Le grenier lui-même, baigné d'une lumière glauque, censée rappeler la forêt, encombrée de bois mort, est un lieu où s'exerce la cruauté : le vieil Ekdal qui ne sort plus de chez lui, ne veut pas pour autant renoncer aux plaisirs de la chasse. Aussi tue-t-il régulièrement quelques-uns de ses lapins, censés vivre protégés dans ce refuge, au fusil ; du coup, l'image apaisante d'un havre de paix que donne le grenier au début de la pièce change un tant soit peu . Quant à Gregers, il imagine de pousser Hedvig à tuer le canard sauvage, auquel elle tient tant, pour retrouver l'amour de son père.

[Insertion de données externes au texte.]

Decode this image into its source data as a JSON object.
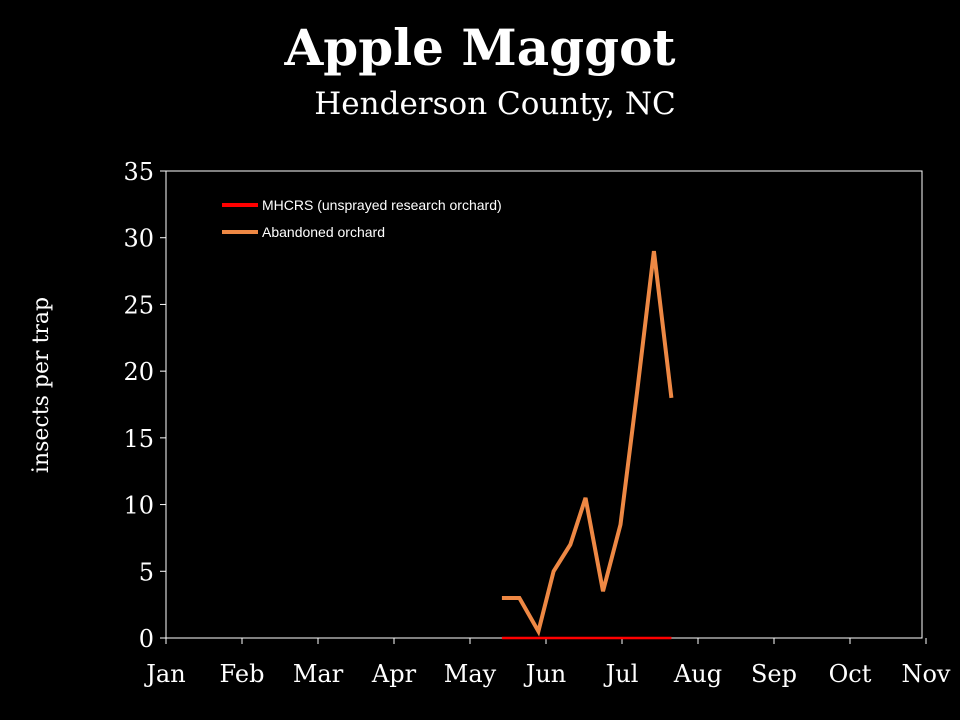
{
  "chart_data": {
    "type": "line",
    "title": "Apple Maggot",
    "subtitle": "Henderson County, NC",
    "ylabel": "insects per trap",
    "xlabel": "",
    "ylim": [
      0,
      35
    ],
    "yticks": [
      0,
      5,
      10,
      15,
      20,
      25,
      30,
      35
    ],
    "categories": [
      "Jan",
      "Feb",
      "Mar",
      "Apr",
      "May",
      "Jun",
      "Jul",
      "Aug",
      "Sep",
      "Oct",
      "Nov"
    ],
    "grid": false,
    "legend_position": "top-left",
    "series": [
      {
        "name": "MHCRS (unsprayed research orchard)",
        "color": "#ff0000",
        "x": [
          4.42,
          4.65,
          4.9,
          5.15,
          5.4,
          5.65,
          5.9,
          6.15,
          6.4,
          6.65
        ],
        "y": [
          0,
          0,
          0,
          0,
          0,
          0,
          0,
          0,
          0,
          0
        ]
      },
      {
        "name": "Abandoned orchard",
        "color": "#ee8844",
        "x": [
          4.42,
          4.65,
          4.9,
          5.1,
          5.32,
          5.52,
          5.75,
          5.98,
          6.2,
          6.42,
          6.65
        ],
        "y": [
          3,
          3,
          0.5,
          5,
          7,
          10.5,
          3.5,
          8.5,
          18.5,
          29,
          18
        ]
      }
    ]
  }
}
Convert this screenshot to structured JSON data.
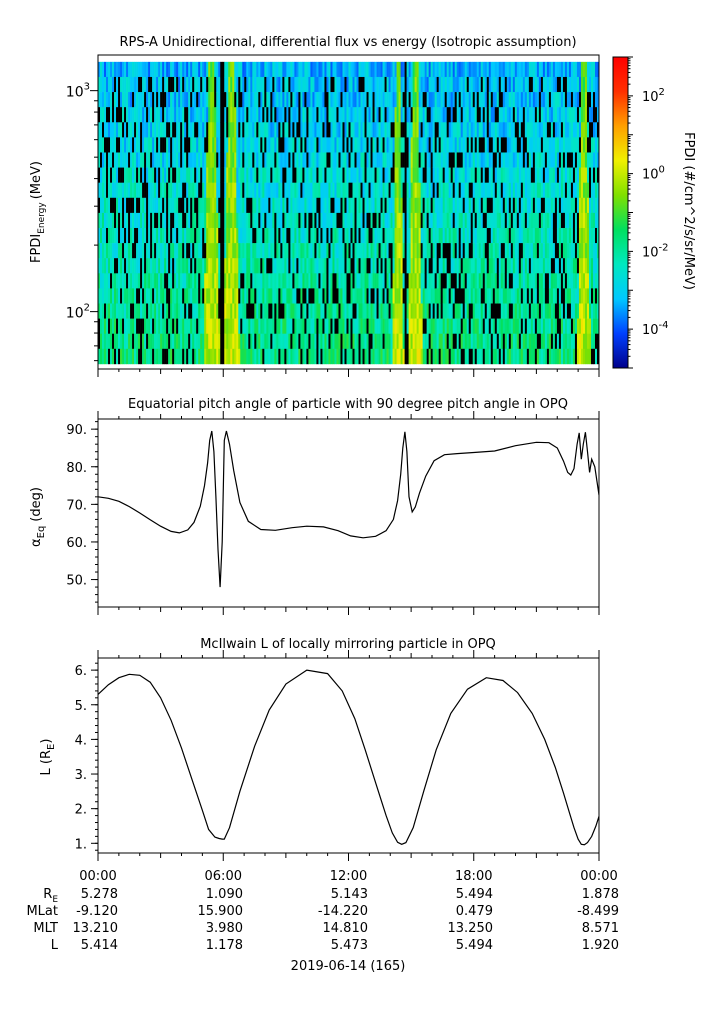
{
  "chart_data": [
    {
      "type": "heatmap",
      "title": "RPS-A Unidirectional, differential flux vs energy (Isotropic assumption)",
      "ylabel_main": "FPDI",
      "ylabel_sub": "Energy",
      "ylabel_unit": "(MeV)",
      "yscale": "log",
      "ylim": [
        55,
        1450
      ],
      "data_ylim": [
        58,
        1350
      ],
      "yticks": [
        {
          "value": 100,
          "base": "10",
          "exp": "2"
        },
        {
          "value": 1000,
          "base": "10",
          "exp": "3"
        }
      ],
      "xlim": [
        0,
        24
      ],
      "bright_regions_hours": [
        [
          5.05,
          5.85
        ],
        [
          6.0,
          6.8
        ],
        [
          14.1,
          14.65
        ],
        [
          14.85,
          15.55
        ],
        [
          22.95,
          23.6
        ]
      ],
      "gap_hours": [
        5.95,
        14.75
      ],
      "colorbar": {
        "label": "FPDI (#/cm^2/s/sr/MeV)",
        "scale": "log",
        "range": [
          1e-05,
          1000
        ],
        "ticks": [
          {
            "value": 100,
            "base": "10",
            "exp": "2"
          },
          {
            "value": 1,
            "base": "10",
            "exp": "0"
          },
          {
            "value": 0.01,
            "base": "10",
            "exp": "-2"
          },
          {
            "value": 0.0001,
            "base": "10",
            "exp": "-4"
          }
        ],
        "colors": [
          "#00008b",
          "#0040ff",
          "#00c8ff",
          "#00e8c0",
          "#00e060",
          "#80e000",
          "#f0f000",
          "#ffa000",
          "#ff3000",
          "#ff0000"
        ]
      }
    },
    {
      "type": "line",
      "title": "Equatorial pitch angle of particle with 90 degree pitch angle in OPQ",
      "ylabel_main": "α",
      "ylabel_sub": "Eq",
      "ylabel_unit": "(deg)",
      "xlim": [
        0,
        24
      ],
      "ylim": [
        42.7,
        92.7
      ],
      "yticks": [
        {
          "value": 50,
          "label": "50."
        },
        {
          "value": 60,
          "label": "60."
        },
        {
          "value": 70,
          "label": "70."
        },
        {
          "value": 80,
          "label": "80."
        },
        {
          "value": 90,
          "label": "90."
        }
      ],
      "x": [
        0,
        0.5,
        1,
        1.5,
        2,
        2.5,
        3,
        3.5,
        3.9,
        4.3,
        4.6,
        4.9,
        5.1,
        5.25,
        5.35,
        5.45,
        5.55,
        5.65,
        5.75,
        5.85,
        5.95,
        6.05,
        6.15,
        6.3,
        6.5,
        6.8,
        7.2,
        7.8,
        8.5,
        9.3,
        10,
        10.8,
        11.5,
        12.1,
        12.7,
        13.3,
        13.8,
        14.15,
        14.35,
        14.5,
        14.6,
        14.7,
        14.8,
        14.9,
        15.05,
        15.2,
        15.4,
        15.7,
        16.1,
        16.6,
        17.2,
        18,
        19,
        20,
        21,
        21.6,
        22,
        22.3,
        22.5,
        22.65,
        22.8,
        22.95,
        23.05,
        23.15,
        23.25,
        23.35,
        23.45,
        23.55,
        23.65,
        23.8,
        24
      ],
      "y": [
        72,
        71.6,
        70.8,
        69.4,
        67.7,
        65.9,
        64.2,
        62.8,
        62.4,
        63.2,
        65.2,
        69.5,
        75,
        81,
        87,
        89.5,
        84,
        72,
        58,
        48,
        60,
        87,
        89.5,
        86,
        79,
        70.5,
        65.5,
        63.3,
        63.1,
        63.8,
        64.2,
        64.0,
        63.0,
        61.6,
        61.1,
        61.5,
        63.0,
        66,
        71,
        78,
        85,
        89.3,
        84,
        72,
        68,
        69.3,
        73,
        77.5,
        81.6,
        83.2,
        83.5,
        83.8,
        84.2,
        85.6,
        86.5,
        86.4,
        85,
        81.5,
        78.5,
        77.8,
        79.5,
        86,
        89,
        82,
        86,
        89.2,
        84,
        78.5,
        82,
        80,
        72.5
      ]
    },
    {
      "type": "line",
      "title": "McIlwain L of locally mirroring particle in OPQ",
      "ylabel_main": "L (R",
      "ylabel_sub": "E",
      "ylabel_unit": ")",
      "xlim": [
        0,
        24
      ],
      "ylim": [
        0.72,
        6.35
      ],
      "yticks": [
        {
          "value": 1,
          "label": "1."
        },
        {
          "value": 2,
          "label": "2."
        },
        {
          "value": 3,
          "label": "3."
        },
        {
          "value": 4,
          "label": "4."
        },
        {
          "value": 5,
          "label": "5."
        },
        {
          "value": 6,
          "label": "6."
        }
      ],
      "x": [
        0,
        0.5,
        1,
        1.5,
        2,
        2.5,
        3,
        3.5,
        4,
        4.5,
        5,
        5.3,
        5.6,
        5.8,
        5.95,
        6.05,
        6.3,
        6.8,
        7.5,
        8.2,
        9,
        10,
        11,
        11.7,
        12.3,
        12.8,
        13.3,
        13.8,
        14.1,
        14.35,
        14.55,
        14.75,
        15.1,
        15.6,
        16.2,
        16.9,
        17.7,
        18.6,
        19.4,
        20.1,
        20.8,
        21.4,
        21.9,
        22.3,
        22.6,
        22.8,
        23,
        23.15,
        23.3,
        23.45,
        23.65,
        23.85,
        24
      ],
      "y": [
        5.3,
        5.58,
        5.78,
        5.88,
        5.85,
        5.65,
        5.2,
        4.55,
        3.75,
        2.85,
        1.95,
        1.4,
        1.18,
        1.14,
        1.12,
        1.12,
        1.45,
        2.5,
        3.8,
        4.85,
        5.6,
        6.0,
        5.9,
        5.4,
        4.6,
        3.7,
        2.75,
        1.8,
        1.3,
        1.03,
        0.97,
        1.02,
        1.45,
        2.5,
        3.7,
        4.75,
        5.45,
        5.78,
        5.7,
        5.35,
        4.75,
        4.0,
        3.2,
        2.45,
        1.85,
        1.45,
        1.12,
        0.97,
        0.96,
        1.02,
        1.2,
        1.5,
        1.78
      ]
    }
  ],
  "time_axis": {
    "ticks": [
      {
        "hour": 0,
        "label": "00:00"
      },
      {
        "hour": 6,
        "label": "06:00"
      },
      {
        "hour": 12,
        "label": "12:00"
      },
      {
        "hour": 18,
        "label": "18:00"
      },
      {
        "hour": 24,
        "label": "00:00"
      }
    ],
    "rows": [
      {
        "label_main": "R",
        "label_sub": "E",
        "values": [
          "5.278",
          "1.090",
          "5.143",
          "5.494",
          "1.878"
        ]
      },
      {
        "label_main": "MLat",
        "label_sub": "",
        "values": [
          "-9.120",
          "15.900",
          "-14.220",
          "0.479",
          "-8.499"
        ]
      },
      {
        "label_main": "MLT",
        "label_sub": "",
        "values": [
          "13.210",
          "3.980",
          "14.810",
          "13.250",
          "8.571"
        ]
      },
      {
        "label_main": "L",
        "label_sub": "",
        "values": [
          "5.414",
          "1.178",
          "5.473",
          "5.494",
          "1.920"
        ]
      }
    ],
    "date_label": "2019-06-14 (165)"
  }
}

Car, évidemment, Hjalmar n'a pas tout à fait les mêmes vues idéalistes que Gregers, et Hedvig le répugne lorsqu'il apprend qu'elle est la fille du vieux Werle. de la quête du salut au sacrifice, il n'y a qu'un pas chez la plupart de ces personnages - de préférence le sacrifice des autres pour ce qui est des personnages masculins, qui s'adonnent franchement à la cruauté, contrairement aux personnages féminins.

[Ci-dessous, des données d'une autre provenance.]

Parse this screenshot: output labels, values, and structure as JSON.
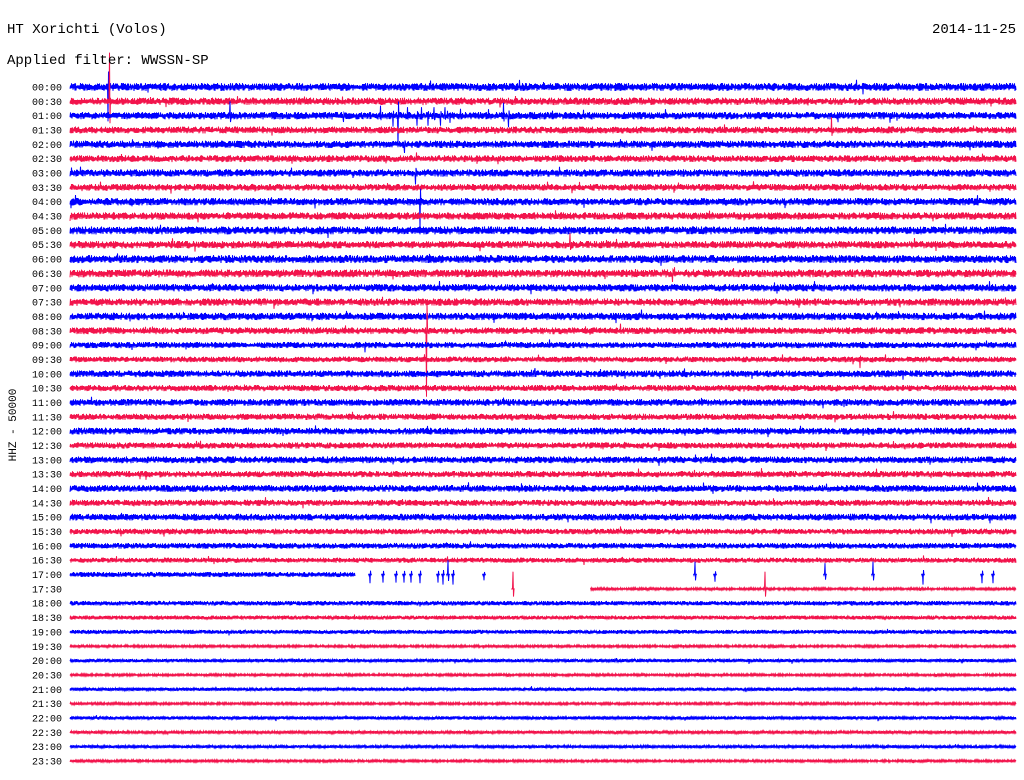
{
  "chart_data": {
    "type": "line",
    "title": "HT Xorichti (Volos)",
    "date": "2014-11-25",
    "filter": "Applied filter: WWSSN-SP",
    "ylabel": "HHZ - 50000",
    "minutes_per_row": 30,
    "trace_colors": [
      "#0000ff",
      "#f2144c"
    ],
    "rows": [
      {
        "label": "00:00",
        "noise_amp": 14000,
        "events": [
          {
            "minute": 1.05,
            "amp": 35000,
            "dur": 0.4
          },
          {
            "minute": 1.2,
            "amp": -120000
          }
        ]
      },
      {
        "label": "00:30",
        "noise_amp": 13000,
        "events": [
          {
            "minute": 0.95,
            "amp": 50000,
            "dur": 0.55
          },
          {
            "minute": 1.25,
            "amp": 170000
          }
        ]
      },
      {
        "label": "01:00",
        "noise_amp": 13000,
        "events": [
          {
            "minute": 5.07,
            "amp": 50000
          },
          {
            "minute": 8.68,
            "amp": -22000
          },
          {
            "minute": 9.85,
            "amp": 35000
          },
          {
            "minute": 10.25,
            "amp": -38000
          },
          {
            "minute": 10.4,
            "amp": -110000
          },
          {
            "minute": 10.7,
            "amp": 30000
          },
          {
            "minute": 11.0,
            "amp": -35000
          },
          {
            "minute": 11.15,
            "amp": 30000
          },
          {
            "minute": 11.35,
            "amp": -35000
          },
          {
            "minute": 11.55,
            "amp": 30000
          },
          {
            "minute": 11.75,
            "amp": -35000
          },
          {
            "minute": 11.9,
            "amp": 30000
          },
          {
            "minute": 12.05,
            "amp": -25000
          },
          {
            "minute": 13.75,
            "amp": 45000
          },
          {
            "minute": 13.9,
            "amp": -40000
          }
        ]
      },
      {
        "label": "01:30",
        "noise_amp": 12000,
        "events": [
          {
            "minute": 24.1,
            "amp": 30000,
            "dur": 0.35
          },
          {
            "minute": 24.15,
            "amp": 45000
          }
        ]
      },
      {
        "label": "02:00",
        "noise_amp": 13000,
        "events": [
          {
            "minute": 10.6,
            "amp": -30000
          }
        ]
      },
      {
        "label": "02:30",
        "noise_amp": 12000,
        "events": [
          {
            "minute": 27.8,
            "amp": 18000,
            "dur": 0.3
          }
        ]
      },
      {
        "label": "03:00",
        "noise_amp": 13000,
        "events": [
          {
            "minute": 10.95,
            "amp": -40000
          }
        ]
      },
      {
        "label": "03:30",
        "noise_amp": 12000,
        "events": [
          {
            "minute": 13.16,
            "amp": 28000,
            "dur": 0.45
          },
          {
            "minute": 16.4,
            "amp": 15000,
            "dur": 0.3
          }
        ]
      },
      {
        "label": "04:00",
        "noise_amp": 13000,
        "events": [
          {
            "minute": 10.95,
            "amp": 140000,
            "dur": 0.35
          },
          {
            "minute": 11.1,
            "amp": -100000
          }
        ]
      },
      {
        "label": "04:30",
        "noise_amp": 13000,
        "events": [
          {
            "minute": 13.75,
            "amp": 30000,
            "dur": 0.9
          },
          {
            "minute": 17.1,
            "amp": 30000,
            "dur": 0.5
          }
        ]
      },
      {
        "label": "05:00",
        "noise_amp": 14000,
        "events": [
          {
            "minute": 0.85,
            "amp": 55000,
            "dur": 0.45
          },
          {
            "minute": 5.15,
            "amp": 45000,
            "dur": 0.5
          },
          {
            "minute": 9.98,
            "amp": 45000,
            "dur": 0.35
          }
        ]
      },
      {
        "label": "05:30",
        "noise_amp": 13000,
        "events": [
          {
            "minute": 15.85,
            "amp": 40000
          },
          {
            "minute": 15.9,
            "amp": 18000,
            "dur": 0.4
          }
        ]
      },
      {
        "label": "06:00",
        "noise_amp": 14000,
        "events": [
          {
            "minute": 1.78,
            "amp": 30000,
            "dur": 0.35
          },
          {
            "minute": 16.0,
            "amp": 25000,
            "dur": 0.9
          }
        ]
      },
      {
        "label": "06:30",
        "noise_amp": 14000,
        "events": [
          {
            "minute": 10.98,
            "amp": 220000,
            "dur": 0.5
          },
          {
            "minute": 19.1,
            "amp": -30000
          }
        ]
      },
      {
        "label": "07:00",
        "noise_amp": 13000,
        "events": [
          {
            "minute": 11.1,
            "amp": 40000,
            "dur": 0.5
          },
          {
            "minute": 17.45,
            "amp": 30000,
            "dur": 0.45
          }
        ]
      },
      {
        "label": "07:30",
        "noise_amp": 13000,
        "events": [
          {
            "minute": 11.15,
            "amp": 60000,
            "dur": 0.6
          },
          {
            "minute": 21.1,
            "amp": 22000,
            "dur": 0.7
          },
          {
            "minute": 25.85,
            "amp": 15000,
            "dur": 0.4
          }
        ]
      },
      {
        "label": "08:00",
        "noise_amp": 13000,
        "events": [
          {
            "minute": 8.25,
            "amp": 28000,
            "dur": 0.35
          },
          {
            "minute": 11.2,
            "amp": 45000,
            "dur": 0.5
          }
        ]
      },
      {
        "label": "08:30",
        "noise_amp": 12000,
        "events": [
          {
            "minute": 11.1,
            "amp": 60000,
            "dur": 0.5
          },
          {
            "minute": 11.3,
            "amp": -230000
          },
          {
            "minute": 17.45,
            "amp": 25000
          },
          {
            "minute": 24.9,
            "amp": 25000,
            "dur": 0.35
          }
        ]
      },
      {
        "label": "09:00",
        "noise_amp": 11000,
        "events": [
          {
            "minute": 9.35,
            "amp": -25000
          },
          {
            "minute": 17.45,
            "amp": 25000,
            "dur": 0.4
          }
        ]
      },
      {
        "label": "09:30",
        "noise_amp": 10000,
        "events": [
          {
            "minute": 25.05,
            "amp": -30000
          }
        ]
      },
      {
        "label": "10:00",
        "noise_amp": 12000,
        "events": [
          {
            "minute": 9.2,
            "amp": 28000,
            "dur": 0.45
          },
          {
            "minute": 14.75,
            "amp": 20000
          }
        ]
      },
      {
        "label": "10:30",
        "noise_amp": 11000,
        "events": [
          {
            "minute": 5.4,
            "amp": 22000,
            "dur": 0.3
          },
          {
            "minute": 24.74,
            "amp": 55000,
            "dur": 0.45
          }
        ]
      },
      {
        "label": "11:00",
        "noise_amp": 12000,
        "events": [
          {
            "minute": 5.5,
            "amp": 38000,
            "dur": 0.55
          }
        ]
      },
      {
        "label": "11:30",
        "noise_amp": 11000,
        "events": [
          {
            "minute": 14.0,
            "amp": 28000,
            "dur": 0.45
          },
          {
            "minute": 24.7,
            "amp": 20000,
            "dur": 0.3
          }
        ]
      },
      {
        "label": "12:00",
        "noise_amp": 12000,
        "events": [
          {
            "minute": 15.7,
            "amp": 25000,
            "dur": 0.55
          },
          {
            "minute": 25.05,
            "amp": 42000,
            "dur": 0.9
          }
        ]
      },
      {
        "label": "12:30",
        "noise_amp": 11000,
        "events": []
      },
      {
        "label": "13:00",
        "noise_amp": 12000,
        "events": [
          {
            "minute": 25.47,
            "amp": 28000,
            "dur": 0.35
          }
        ]
      },
      {
        "label": "13:30",
        "noise_amp": 11000,
        "events": [
          {
            "minute": 15.3,
            "amp": 20000,
            "dur": 0.3
          }
        ]
      },
      {
        "label": "14:00",
        "noise_amp": 12000,
        "events": [
          {
            "minute": 4.5,
            "amp": 16000,
            "dur": 0.3
          }
        ]
      },
      {
        "label": "14:30",
        "noise_amp": 11000,
        "events": [
          {
            "minute": 6.2,
            "amp": 20000
          },
          {
            "minute": 24.67,
            "amp": 25000,
            "dur": 0.4
          }
        ]
      },
      {
        "label": "15:00",
        "noise_amp": 12000,
        "events": [
          {
            "minute": 8.97,
            "amp": 25000,
            "dur": 0.4
          }
        ]
      },
      {
        "label": "15:30",
        "noise_amp": 10000,
        "events": []
      },
      {
        "label": "16:00",
        "noise_amp": 10000,
        "events": [
          {
            "minute": 16.17,
            "amp": 15000,
            "dur": 0.3
          },
          {
            "minute": 19.7,
            "amp": 15000,
            "dur": 0.3
          }
        ]
      },
      {
        "label": "16:30",
        "noise_amp": 9000,
        "events": []
      },
      {
        "label": "17:00",
        "noise_amp": 9000,
        "data_end": 9.04,
        "events": [
          {
            "minute": 9.51,
            "amp": -30000
          },
          {
            "minute": 9.93,
            "amp": -28000
          },
          {
            "minute": 10.34,
            "amp": -28000
          },
          {
            "minute": 10.59,
            "amp": -28000
          },
          {
            "minute": 10.81,
            "amp": -28000
          },
          {
            "minute": 11.1,
            "amp": -30000
          },
          {
            "minute": 11.67,
            "amp": -28000
          },
          {
            "minute": 11.83,
            "amp": -35000
          },
          {
            "minute": 11.99,
            "amp": 50000
          },
          {
            "minute": 12.15,
            "amp": -35000
          },
          {
            "minute": 13.13,
            "amp": -20000
          },
          {
            "minute": 19.82,
            "amp": 45000
          },
          {
            "minute": 20.46,
            "amp": -25000
          },
          {
            "minute": 23.95,
            "amp": 40000
          },
          {
            "minute": 25.47,
            "amp": 45000
          },
          {
            "minute": 27.05,
            "amp": -35000
          },
          {
            "minute": 28.92,
            "amp": -30000
          },
          {
            "minute": 29.27,
            "amp": -30000
          }
        ]
      },
      {
        "label": "17:30",
        "noise_amp": 4000,
        "data_start": 16.5,
        "events": [
          {
            "minute": 14.05,
            "amp": 60000
          },
          {
            "minute": 22.04,
            "amp": 60000
          }
        ]
      },
      {
        "label": "18:00",
        "noise_amp": 8000,
        "events": [
          {
            "minute": 11.48,
            "amp": 35000,
            "dur": 0.3
          },
          {
            "minute": 13.3,
            "amp": 12000,
            "dur": 0.2
          }
        ]
      },
      {
        "label": "18:30",
        "noise_amp": 7000,
        "events": [
          {
            "minute": 24.67,
            "amp": 16000,
            "dur": 0.35
          }
        ]
      },
      {
        "label": "19:00",
        "noise_amp": 7000,
        "events": [
          {
            "minute": 15.07,
            "amp": 9000,
            "dur": 0.3
          }
        ]
      },
      {
        "label": "19:30",
        "noise_amp": 4000,
        "events": []
      },
      {
        "label": "20:00",
        "noise_amp": 6000,
        "events": [
          {
            "minute": 2.06,
            "amp": 15000,
            "dur": 0.3
          }
        ]
      },
      {
        "label": "20:30",
        "noise_amp": 4000,
        "events": []
      },
      {
        "label": "21:00",
        "noise_amp": 6000,
        "events": [
          {
            "minute": 20.14,
            "amp": 20000,
            "dur": 0.45
          }
        ]
      },
      {
        "label": "21:30",
        "noise_amp": 4000,
        "events": [
          {
            "minute": 16.95,
            "amp": 9000,
            "dur": 0.2
          },
          {
            "minute": 21.57,
            "amp": 42000,
            "dur": 0.5
          }
        ]
      },
      {
        "label": "22:00",
        "noise_amp": 6000,
        "events": [
          {
            "minute": 26.9,
            "amp": 50000,
            "dur": 0.55
          }
        ]
      },
      {
        "label": "22:30",
        "noise_amp": 5000,
        "events": [
          {
            "minute": 12.9,
            "amp": 10000,
            "dur": 0.3
          },
          {
            "minute": 26.9,
            "amp": 55000,
            "dur": 0.8
          }
        ]
      },
      {
        "label": "23:00",
        "noise_amp": 5000,
        "events": [
          {
            "minute": 25.05,
            "amp": 8000,
            "dur": 0.3
          }
        ]
      },
      {
        "label": "23:30",
        "noise_amp": 4000,
        "events": [
          {
            "minute": 26.2,
            "amp": 30000,
            "dur": 0.5
          }
        ]
      }
    ]
  }
}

Un autre personnage a son importance : le docteur Relling, qui combat l'idéalisme aveugle de Gregers et lui demande de laisser les autres vivre en paix avec leurs compromis, même mensongers. Gregers est persuadé que sa mission est juste, mais il est incapable de concevoir que Hjalmar n'a pas la force de caractère nécessaire pour faire face à ses révélations. La quête de Gregers n'est pas censée être mauvaise en soi - Ibsen ne se pose pas en juge. Mais, qu'elle soit dirigée par de mauvaises raisons, qu'on peut qualifier d'égoïstes (vengeance envers le père, désir de trouver un but à sa vie), ou que Gregers soit incapable de voir les autres et le monde tel qu'il est, la question se pose brutalement : que vaut un tel idéalisme, doit-on refuser tout compromis en son nom, au risque de basculer dans la tragédie ? Ou au contraire vivre en se cachant et en oubliant la vérité ?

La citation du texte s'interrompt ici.